Probability & Statistics/Linear Regression and Probability
The first part of the problem was to run a linear regression using mileage and sales price, with price being the dependent variable. I've completed this step and I now have a function that accepts a mileage value and returns a predicted sales price.
The second part of the problem is where I'm stuck. It says "Also on the same dataset, and using your results from the linear regression, compute an expected time to sell given 3 prices - [P, P+10%, P-10%] and assuming a 50% sell probability." Not sure what P is in this case. My data set has 2500 cars in it and not all of them are sold, so I suppose P could be the asking price of unsold cars? Perhaps it's asking to predict how long it will take to sell the remaining cars at the current asking price as well as +/- 10%?

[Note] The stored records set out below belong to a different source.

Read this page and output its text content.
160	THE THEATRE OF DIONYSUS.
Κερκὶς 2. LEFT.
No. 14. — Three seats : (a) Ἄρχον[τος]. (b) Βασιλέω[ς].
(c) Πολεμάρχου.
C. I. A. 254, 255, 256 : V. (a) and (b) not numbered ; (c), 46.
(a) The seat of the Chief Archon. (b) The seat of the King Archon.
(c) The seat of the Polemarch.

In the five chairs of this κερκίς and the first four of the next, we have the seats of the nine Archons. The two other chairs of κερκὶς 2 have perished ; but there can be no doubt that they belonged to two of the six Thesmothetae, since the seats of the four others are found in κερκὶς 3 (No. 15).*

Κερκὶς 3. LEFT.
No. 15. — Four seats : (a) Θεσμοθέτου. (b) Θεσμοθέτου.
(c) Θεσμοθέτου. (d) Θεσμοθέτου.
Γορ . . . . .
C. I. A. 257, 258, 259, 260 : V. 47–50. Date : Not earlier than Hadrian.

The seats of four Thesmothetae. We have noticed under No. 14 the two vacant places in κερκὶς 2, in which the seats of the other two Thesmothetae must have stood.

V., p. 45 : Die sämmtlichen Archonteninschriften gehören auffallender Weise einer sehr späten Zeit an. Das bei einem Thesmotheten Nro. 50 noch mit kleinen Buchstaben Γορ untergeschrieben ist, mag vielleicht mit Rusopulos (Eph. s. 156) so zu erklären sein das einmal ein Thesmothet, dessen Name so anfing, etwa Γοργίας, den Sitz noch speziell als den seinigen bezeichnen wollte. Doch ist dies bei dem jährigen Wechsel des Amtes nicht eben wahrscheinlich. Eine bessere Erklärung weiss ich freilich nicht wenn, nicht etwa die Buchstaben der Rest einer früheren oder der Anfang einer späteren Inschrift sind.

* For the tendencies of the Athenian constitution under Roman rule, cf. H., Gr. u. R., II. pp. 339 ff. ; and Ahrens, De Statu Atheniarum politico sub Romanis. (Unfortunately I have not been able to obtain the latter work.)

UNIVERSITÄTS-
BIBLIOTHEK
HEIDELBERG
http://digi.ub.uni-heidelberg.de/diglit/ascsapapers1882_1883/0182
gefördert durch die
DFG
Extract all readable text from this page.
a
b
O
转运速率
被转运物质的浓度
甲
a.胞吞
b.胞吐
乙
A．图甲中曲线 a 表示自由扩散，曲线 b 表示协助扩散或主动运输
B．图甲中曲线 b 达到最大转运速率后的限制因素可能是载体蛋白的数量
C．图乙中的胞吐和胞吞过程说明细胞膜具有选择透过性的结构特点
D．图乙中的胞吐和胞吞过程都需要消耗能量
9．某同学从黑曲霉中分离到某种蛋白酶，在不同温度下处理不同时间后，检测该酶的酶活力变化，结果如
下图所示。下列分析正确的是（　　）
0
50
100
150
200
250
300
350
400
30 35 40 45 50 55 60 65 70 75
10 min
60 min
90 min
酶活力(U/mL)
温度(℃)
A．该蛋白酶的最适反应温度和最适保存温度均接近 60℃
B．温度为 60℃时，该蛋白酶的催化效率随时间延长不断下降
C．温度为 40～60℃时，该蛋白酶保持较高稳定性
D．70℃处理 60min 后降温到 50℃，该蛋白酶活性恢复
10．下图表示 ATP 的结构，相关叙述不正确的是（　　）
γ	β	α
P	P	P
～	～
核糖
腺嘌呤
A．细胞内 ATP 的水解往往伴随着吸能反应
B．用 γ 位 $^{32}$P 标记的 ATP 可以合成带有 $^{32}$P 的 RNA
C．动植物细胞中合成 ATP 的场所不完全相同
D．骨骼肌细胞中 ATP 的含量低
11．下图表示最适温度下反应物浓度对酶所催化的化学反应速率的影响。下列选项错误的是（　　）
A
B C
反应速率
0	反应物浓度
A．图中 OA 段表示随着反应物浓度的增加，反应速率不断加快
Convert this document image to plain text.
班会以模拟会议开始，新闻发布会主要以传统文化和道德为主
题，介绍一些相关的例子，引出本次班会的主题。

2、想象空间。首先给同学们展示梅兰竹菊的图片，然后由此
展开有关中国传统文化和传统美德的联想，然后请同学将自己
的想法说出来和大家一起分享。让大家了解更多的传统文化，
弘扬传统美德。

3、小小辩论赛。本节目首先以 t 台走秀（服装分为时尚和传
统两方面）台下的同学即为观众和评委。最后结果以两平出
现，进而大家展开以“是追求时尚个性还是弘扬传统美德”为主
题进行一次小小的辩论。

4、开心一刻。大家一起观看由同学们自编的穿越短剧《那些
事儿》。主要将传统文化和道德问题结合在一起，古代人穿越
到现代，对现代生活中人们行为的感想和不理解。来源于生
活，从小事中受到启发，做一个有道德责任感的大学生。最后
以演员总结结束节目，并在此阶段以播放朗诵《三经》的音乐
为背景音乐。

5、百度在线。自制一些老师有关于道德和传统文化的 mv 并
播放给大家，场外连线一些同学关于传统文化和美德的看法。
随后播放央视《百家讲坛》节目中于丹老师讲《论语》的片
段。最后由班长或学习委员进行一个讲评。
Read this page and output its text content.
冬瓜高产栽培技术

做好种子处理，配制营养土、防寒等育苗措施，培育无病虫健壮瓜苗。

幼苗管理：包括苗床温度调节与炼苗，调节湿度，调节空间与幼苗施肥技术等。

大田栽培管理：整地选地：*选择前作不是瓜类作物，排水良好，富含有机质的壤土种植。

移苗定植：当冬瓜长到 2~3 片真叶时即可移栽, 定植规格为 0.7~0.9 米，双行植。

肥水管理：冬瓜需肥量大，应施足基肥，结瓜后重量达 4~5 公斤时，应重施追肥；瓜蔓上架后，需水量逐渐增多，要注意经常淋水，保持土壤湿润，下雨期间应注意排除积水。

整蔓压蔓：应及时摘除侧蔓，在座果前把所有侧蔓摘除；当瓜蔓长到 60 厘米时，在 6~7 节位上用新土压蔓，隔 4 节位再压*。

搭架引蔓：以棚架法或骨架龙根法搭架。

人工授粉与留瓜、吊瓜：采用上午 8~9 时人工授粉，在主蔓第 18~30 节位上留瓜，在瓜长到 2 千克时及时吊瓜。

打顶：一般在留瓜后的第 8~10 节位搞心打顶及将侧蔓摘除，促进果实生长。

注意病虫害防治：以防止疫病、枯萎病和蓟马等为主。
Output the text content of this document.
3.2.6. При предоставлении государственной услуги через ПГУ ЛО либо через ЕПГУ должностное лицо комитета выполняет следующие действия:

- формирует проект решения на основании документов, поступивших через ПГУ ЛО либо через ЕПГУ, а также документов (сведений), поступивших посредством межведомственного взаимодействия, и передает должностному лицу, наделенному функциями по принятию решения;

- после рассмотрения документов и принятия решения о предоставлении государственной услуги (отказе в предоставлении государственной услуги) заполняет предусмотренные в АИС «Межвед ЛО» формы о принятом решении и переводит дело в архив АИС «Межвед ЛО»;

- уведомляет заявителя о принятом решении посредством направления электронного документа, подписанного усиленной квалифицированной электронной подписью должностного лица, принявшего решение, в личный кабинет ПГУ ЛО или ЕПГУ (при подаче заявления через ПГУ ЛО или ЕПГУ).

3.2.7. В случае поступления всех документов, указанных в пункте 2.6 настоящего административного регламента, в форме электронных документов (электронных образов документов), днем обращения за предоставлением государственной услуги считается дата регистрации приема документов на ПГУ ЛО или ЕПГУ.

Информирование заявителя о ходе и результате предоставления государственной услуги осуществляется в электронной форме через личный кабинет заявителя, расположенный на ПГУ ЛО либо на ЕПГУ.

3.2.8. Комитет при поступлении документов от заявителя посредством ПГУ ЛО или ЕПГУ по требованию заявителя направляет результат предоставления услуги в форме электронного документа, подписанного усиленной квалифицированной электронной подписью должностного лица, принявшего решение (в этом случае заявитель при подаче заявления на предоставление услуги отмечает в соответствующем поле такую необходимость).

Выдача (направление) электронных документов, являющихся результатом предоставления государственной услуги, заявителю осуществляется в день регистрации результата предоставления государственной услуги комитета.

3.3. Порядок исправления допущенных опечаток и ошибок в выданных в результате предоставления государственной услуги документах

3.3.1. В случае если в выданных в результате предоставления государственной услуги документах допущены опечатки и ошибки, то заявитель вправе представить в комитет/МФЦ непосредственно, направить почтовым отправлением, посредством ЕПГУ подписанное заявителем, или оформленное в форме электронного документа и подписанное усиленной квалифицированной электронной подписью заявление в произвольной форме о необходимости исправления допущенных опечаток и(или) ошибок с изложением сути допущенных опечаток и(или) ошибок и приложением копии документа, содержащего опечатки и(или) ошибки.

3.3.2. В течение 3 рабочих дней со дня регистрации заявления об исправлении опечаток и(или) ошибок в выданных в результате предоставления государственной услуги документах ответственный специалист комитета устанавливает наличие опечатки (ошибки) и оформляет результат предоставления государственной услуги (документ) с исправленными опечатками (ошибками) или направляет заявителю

ANSWER: Your dependent variable is P. According to the regression, you can express P as linearly related to M and T (mileage and time to sell). So if you have your entire data (i.e. inventory) set and it wants the expected
time to sell at price P, you just average the time to sell (which is already in your data as T for each datum).
But then you assume the prices are adjusted by +10%. In this case, you have to use your regression to decide how changing P would change T for your dataset. Then you average all of the adjusted values for T. (Notice that your regression includes M. Although the M values do not change, you should be using M and 1.1P to deduce the T value for each datum.)
Finally, repeat for -10%.
Please follow-up if you have additional questions.
---------- FOLLOW-UP ----------
QUESTION: Hi Clyde, thanks for the quick reply. How does the 50% probability of sale factor into this? I thought maybe it had something to do with Z tables but not sure how to account for it.
To be frank, I skipped over that entirely because I believe it is extraneous. You have been given raw data with certain quantities, none of which is a probability of sale or an event corresponding to some possible sale/non-sale (i.e. a customer interaction).
You can solve the problem without this information, according to my reading of the prompt. You perform a linear regression on the data, then take an average, then translate it according to that regression, then take another average. This does not require any "sell rate." Is there some other part of the problem connecting this rate to the data in some way beyond what you have quoted? If not, I don't think it's relevant.
If there is some interpretation of the question that requires this "50% sell rate," I would be interested to hear it, but I do not believe this figure is salient (or even applicable) to the data in question. You should be able to work through the problem as I have outlined, and you can present your solution to your instructor or consult the solutions manual to your textbook, hopefully that will clear up the prompt.
[Note that there is no assumption that these data are normally distributed or that sales occur as some Poisson process -- there wouldn't be any z-table or other figures for you to look up this 50% figure in the first place.]